Second, the other side of the coin is that the more classes of exceptions there are, the less Occam's razor can be invoked. The rule, even as Sharp stated it, was complex enough to be ignored or forgotten very quickly by opponents and proponents alike.
If our restatement of the rule is a compounding of that complexity, rather than a clarification of the need for it, one has to wonder how a non-native Greek speaker could have perceived such subtle nuances. At the same time, the fact that all of the exceptions fit into a small number of carefully defined categories seems to be eloquent testimony that Occam's razor retains its cutting edge. There is indeed a tension between linguistic formulation and empirical evidence, between science and history. With historico-literary documents, absolute proof is an ignis fatuus. But the burden of proof is a different matter; demonstrating this is quite achievable. This brings us to our third point.
In part, this paper was an attempt to investigate Winstanley's evidence (as well as other, more synchronic evidence) and deal with it on a more sure-footed, linguistic basis. Our restatement of Sharp's rule is believed to be true to the nature of the language, and able to address all classes of exceptions that Winstanley raised. The “Sharper” rule is as follows:
In native Greek constructions (i.e., not translation Greek), when a single article modifies two substantives connected by kaiv (thus, article-substantive-kaiv-substantive), when both substantives are (1) singular (both grammatically and semantically), (2) personal, (3) and common nouns (not proper names or ordinals), they have the same referent.
This rule, as stated, covers all the so-called exceptions. Further, even the exceptions do not impact the christologically significant passages in the NT, for the semantic situation of Titus 2:13 and 2 Pet 1:1 is outside the scope of Winstanley's counter-illustrations.
History is filled with biting ironies. The debate over Sharp's rule over the past two centuries has revealed one of them. As industrious as the efforts of the Englishman Winstanley were to dislodge Sharp's rule, his volume—which was filled with counter-examples—had little impact. It took one cavalier footnote, whose substance was only theological innuendo, from a continental man to dislodge Sharp's rule. Georg Benedict Winer, the great NT grammarian of the nineteenth century, in this instance spoke outside of his realm, for he gave an unsubstantiated opinion based on a theological preunderstanding.
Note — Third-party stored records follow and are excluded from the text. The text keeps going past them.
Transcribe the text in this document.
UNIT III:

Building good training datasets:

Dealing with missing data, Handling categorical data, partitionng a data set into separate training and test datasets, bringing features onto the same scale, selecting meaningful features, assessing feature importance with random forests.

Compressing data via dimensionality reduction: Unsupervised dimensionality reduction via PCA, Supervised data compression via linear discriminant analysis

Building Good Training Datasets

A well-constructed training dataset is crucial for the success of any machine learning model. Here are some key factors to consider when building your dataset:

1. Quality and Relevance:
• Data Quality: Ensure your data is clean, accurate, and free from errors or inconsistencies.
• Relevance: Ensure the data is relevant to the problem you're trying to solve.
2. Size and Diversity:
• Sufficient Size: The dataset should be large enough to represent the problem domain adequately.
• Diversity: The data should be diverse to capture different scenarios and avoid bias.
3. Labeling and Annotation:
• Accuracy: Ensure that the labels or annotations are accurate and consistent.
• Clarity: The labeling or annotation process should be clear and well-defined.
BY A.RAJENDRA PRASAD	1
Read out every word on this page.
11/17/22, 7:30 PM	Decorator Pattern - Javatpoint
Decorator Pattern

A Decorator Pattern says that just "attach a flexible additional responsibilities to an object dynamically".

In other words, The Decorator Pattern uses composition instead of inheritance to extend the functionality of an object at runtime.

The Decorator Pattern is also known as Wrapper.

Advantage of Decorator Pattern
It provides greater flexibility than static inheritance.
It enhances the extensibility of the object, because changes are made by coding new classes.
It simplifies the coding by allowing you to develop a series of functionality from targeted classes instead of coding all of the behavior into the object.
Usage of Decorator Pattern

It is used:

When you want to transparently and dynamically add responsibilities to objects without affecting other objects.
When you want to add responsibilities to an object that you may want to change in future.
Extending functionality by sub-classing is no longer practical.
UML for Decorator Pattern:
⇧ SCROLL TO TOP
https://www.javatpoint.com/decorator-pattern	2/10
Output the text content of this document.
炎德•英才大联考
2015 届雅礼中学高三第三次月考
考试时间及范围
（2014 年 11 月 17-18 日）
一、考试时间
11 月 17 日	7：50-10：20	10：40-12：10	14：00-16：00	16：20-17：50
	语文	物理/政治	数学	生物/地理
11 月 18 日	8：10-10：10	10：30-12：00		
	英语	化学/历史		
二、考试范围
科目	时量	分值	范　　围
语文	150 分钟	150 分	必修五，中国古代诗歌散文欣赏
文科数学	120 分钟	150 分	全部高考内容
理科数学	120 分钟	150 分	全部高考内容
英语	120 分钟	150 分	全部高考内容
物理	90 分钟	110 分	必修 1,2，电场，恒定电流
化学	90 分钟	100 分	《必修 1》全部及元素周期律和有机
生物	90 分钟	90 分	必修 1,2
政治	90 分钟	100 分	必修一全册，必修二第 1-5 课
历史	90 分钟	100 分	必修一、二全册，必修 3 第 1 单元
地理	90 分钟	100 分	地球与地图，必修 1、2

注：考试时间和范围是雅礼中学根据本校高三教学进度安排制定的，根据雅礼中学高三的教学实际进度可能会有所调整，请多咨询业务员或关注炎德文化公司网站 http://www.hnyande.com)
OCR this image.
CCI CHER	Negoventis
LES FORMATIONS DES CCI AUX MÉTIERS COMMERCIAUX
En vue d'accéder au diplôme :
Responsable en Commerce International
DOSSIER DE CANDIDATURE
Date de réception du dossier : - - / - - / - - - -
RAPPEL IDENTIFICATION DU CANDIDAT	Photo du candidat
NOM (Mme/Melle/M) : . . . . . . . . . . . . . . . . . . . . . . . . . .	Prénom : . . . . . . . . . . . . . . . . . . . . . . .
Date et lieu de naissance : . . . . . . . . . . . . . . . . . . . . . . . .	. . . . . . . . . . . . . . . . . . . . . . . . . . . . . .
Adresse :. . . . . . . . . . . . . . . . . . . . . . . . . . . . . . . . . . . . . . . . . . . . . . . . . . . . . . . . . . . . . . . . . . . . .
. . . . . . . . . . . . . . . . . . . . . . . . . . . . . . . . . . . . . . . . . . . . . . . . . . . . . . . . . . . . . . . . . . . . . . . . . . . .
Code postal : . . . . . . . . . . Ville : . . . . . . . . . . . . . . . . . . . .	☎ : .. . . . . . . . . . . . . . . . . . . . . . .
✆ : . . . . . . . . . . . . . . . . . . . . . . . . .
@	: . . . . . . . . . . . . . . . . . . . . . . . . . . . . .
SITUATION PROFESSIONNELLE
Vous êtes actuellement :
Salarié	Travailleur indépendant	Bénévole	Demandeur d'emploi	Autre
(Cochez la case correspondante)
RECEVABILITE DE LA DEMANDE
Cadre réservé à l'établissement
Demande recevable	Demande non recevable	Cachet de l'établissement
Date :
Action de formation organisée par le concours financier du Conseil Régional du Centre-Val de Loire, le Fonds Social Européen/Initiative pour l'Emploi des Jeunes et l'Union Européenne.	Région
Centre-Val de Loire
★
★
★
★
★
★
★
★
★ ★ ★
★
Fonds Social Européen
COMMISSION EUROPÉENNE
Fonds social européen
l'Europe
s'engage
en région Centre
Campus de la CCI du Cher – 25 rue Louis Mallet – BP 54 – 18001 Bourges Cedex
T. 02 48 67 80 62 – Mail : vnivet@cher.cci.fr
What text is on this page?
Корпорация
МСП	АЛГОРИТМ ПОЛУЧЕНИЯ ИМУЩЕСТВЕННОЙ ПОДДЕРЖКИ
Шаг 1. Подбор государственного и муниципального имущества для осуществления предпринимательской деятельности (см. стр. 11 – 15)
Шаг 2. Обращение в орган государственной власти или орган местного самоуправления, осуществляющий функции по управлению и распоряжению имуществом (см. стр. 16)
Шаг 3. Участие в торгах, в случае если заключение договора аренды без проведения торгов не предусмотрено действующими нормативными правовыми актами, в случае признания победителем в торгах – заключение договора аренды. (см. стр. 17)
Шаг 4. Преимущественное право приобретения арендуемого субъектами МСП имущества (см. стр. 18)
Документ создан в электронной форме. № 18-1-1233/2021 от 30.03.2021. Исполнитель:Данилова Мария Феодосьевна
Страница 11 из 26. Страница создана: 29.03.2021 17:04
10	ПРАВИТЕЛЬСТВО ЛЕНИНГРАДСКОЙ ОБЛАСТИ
Yet this single footnote largely brought about the eclipse of understanding of Sharp's rule.
Friend and foe alike have unwittingly abused the canon, with the result that scores of NT passages have been misunderstood.
Winer's opinion notwithstanding, solid linguistic reasons and plenty of phenomenological data were found to support the requirements that Sharp laid down. When substantives meet the requirements of Sharp's canon, apposition is the result, and inviolably so in the NT. The canon even works outside the twenty-seven books and, hence, ought to be resurrected as a sound principle which has overwhelming validity in all of Greek literature.
Consequently, in Titus 2:13 and 2 Pet 1:1 we are compelled to recognize that, on a grammatical level, a heavy burden of proof rests with the one who wishes to deny that “God and Savior” refers to one person, Jesus Christ.